Full disclosure: I'm married to an engineer. I find wire and metal contraptions that could kill people in my garage all the time. So I readily identified with this set-up, and with this protagonist. And I found both fascinating.
This book satisfied on many levels. The mystery was impeccably structured, the setting expertly rendered, and the story irresistibly involving (the science was cool too, especially the details of what was then the cutting edge potential of electric current). It’s the main character who had me hooked, however — I enjoyed every minute I spent with Professor Bradshaw. He's smart and funny and achingly likable, a man of reason tending a broken heart and a tragic past.

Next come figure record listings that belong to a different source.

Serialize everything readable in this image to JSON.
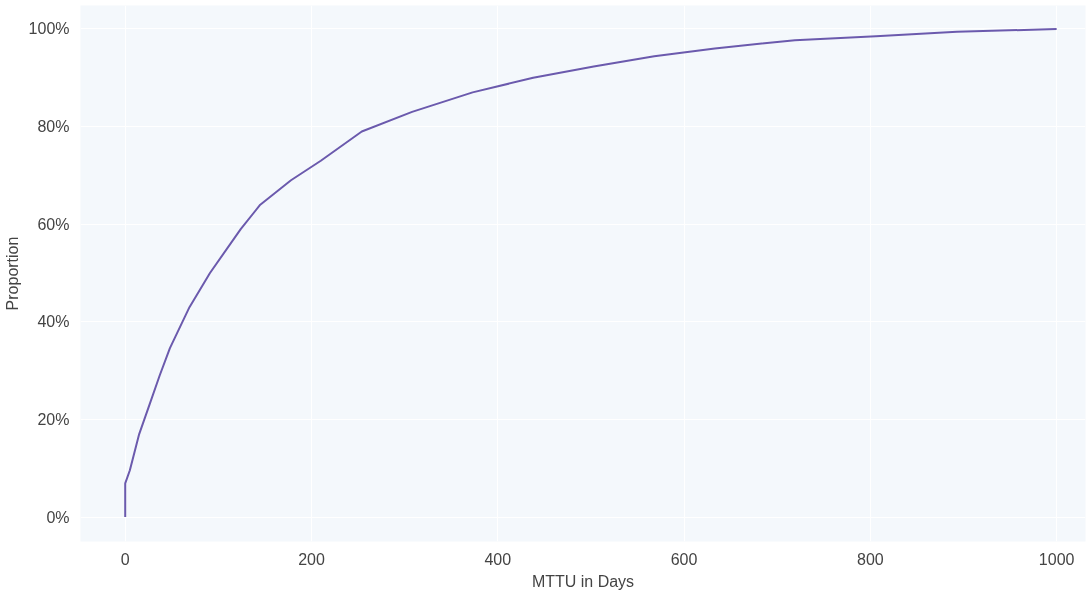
{
  "chart_data": {
    "type": "line",
    "xlabel": "MTTU in Days",
    "ylabel": "Proportion",
    "x": [
      0,
      0,
      5,
      15,
      26,
      37,
      48,
      69,
      91,
      124,
      145,
      178,
      210,
      254,
      308,
      373,
      438,
      503,
      568,
      633,
      719,
      806,
      893,
      1000
    ],
    "series": [
      {
        "color": "#6b5aad",
        "values": [
          0,
          0.069,
          0.096,
          0.17,
          0.23,
          0.29,
          0.346,
          0.43,
          0.5,
          0.59,
          0.64,
          0.69,
          0.73,
          0.79,
          0.83,
          0.87,
          0.9,
          0.923,
          0.944,
          0.96,
          0.977,
          0.985,
          0.994,
          1.0
        ]
      }
    ],
    "xlim": [
      -48,
      1031
    ],
    "ylim": [
      -0.05,
      1.048
    ],
    "xticks": [
      0,
      200,
      400,
      600,
      800,
      1000
    ],
    "yticks": [
      {
        "value": 0,
        "label": "0%"
      },
      {
        "value": 0.2,
        "label": "20%"
      },
      {
        "value": 0.4,
        "label": "40%"
      },
      {
        "value": 0.6,
        "label": "60%"
      },
      {
        "value": 0.8,
        "label": "80%"
      },
      {
        "value": 1.0,
        "label": "100%"
      }
    ],
    "grid": true,
    "marker": "none",
    "line_style": "solid"
  }
}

I enjoyed watching him come into his sleuthiness, finding a spark of life from an unforeseen tragedy as he applied logic, science, and an empathetic decency in his search for a killer. The secondary characters made a fine suspect pool, but more importantly, they provided the context of Bradshaw's life, adding emotional texture to his existence. Scenes from his family life, from his professional life, and from his increasingly dangerous investigative life wove an intricate tapestry of emotional yearning and intellectual curiosity, with the Professor at the center.
I enjoyed every minute I spent in this book. It's an excellent beginning to what is sure to be a top-notch series, and I can't wait until Professor Bradshaw gets his next chance to practice electrical forensics.
Recommended beverage: a nice milk punch, or perhaps some sherry served in your grandmother's cut crystal cordial glasses. Something smooth and pleasant that will nonetheless leave you with a hearty glow. Sip it slow.